Right now and heading into June’s Local Elections is a good time to be a candidate for The Labour Party. Labour could take four - perhaps if lucky five - seats in the Galway City Council, but can it do the same in the county?
The party has only one county councillor - Colm Keaveney - and Labour knows that it has an uphill battle to secure more seats in areas that have traditionally been barren ground.
However the party feels that with the increasing urbanisation of many Galway towns, the opprobrium in which Fianna Fáil is currently held, and the fact that Eamon Gilmore is emerging as a respected leader, could provide grounds for a breakthrough.
Certainly Josette Farrell - Labour’s Oranmore candidate along with Enda O’Rourke - feels the tide may just be turning in the party’s favour.
“There is optimism in the Labour party,” she tells me. “A lot of people are tired of the Government who have been in power too long. Many towns in the county are becoming urbanised and there are new people moving in which creates possibilities for Labour.
“People who have lived long in Claregalway and Oranmore know me and know the work that I have done on the ground over the years. In local elections people tend to vote for the person rather than the party, but I think Labour is also changing people’s mindsets.”
Why does Ms Farrell believe it is time that she should stand for election?

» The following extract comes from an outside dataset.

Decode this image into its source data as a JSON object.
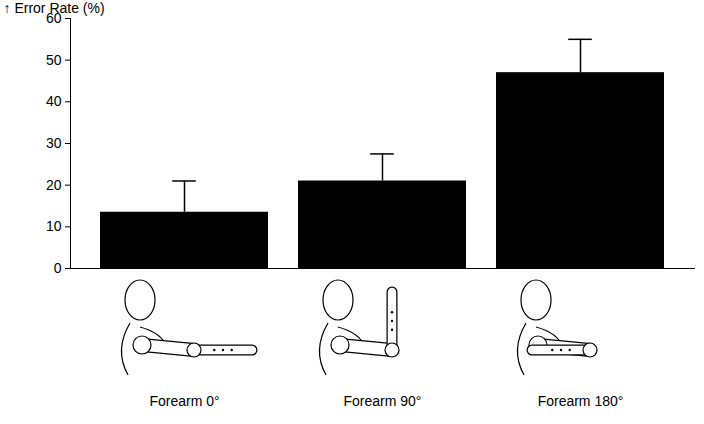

“Oranmore has a lot of infrastructure but not as much as it should have,” she says. “Claregalway is still without adequate play facilities. It needs a secondary school. For a while there it was a builders’ empire and new estates were going up all the time but there were no amenities for those who were to live in them. These are the kinds of issues I’ve been involved in for years and people said to me ‘Maybe if you get your voice in County Buildings you could really do things’.”
Ms Farrell will be campaigning for efficient traffic management throughout the Oranmore ward, provision of recycling banks, expansion of green spaces, recreation and leisure facilities, a library for Claregalway, community policing, a reliable bus service, and park and ride facilities.
A bypass for Claregalway is something many politicians have been shouting about for ages. Yet despite all the hot air that has been expended on this, the bypass looks no nearer to reality. Indeed it is unlikely ever to be built.
“It’s never going to happen,” says Ms Farrell. “Traffic is flowing more freely with the new lighting system but there still needs to be a relief road to take the huge amounts of traffic that is still coming through the town. The people of Claregalway need to go about their business unhindered so solutions need to be found to get the heavy traffic out of there.”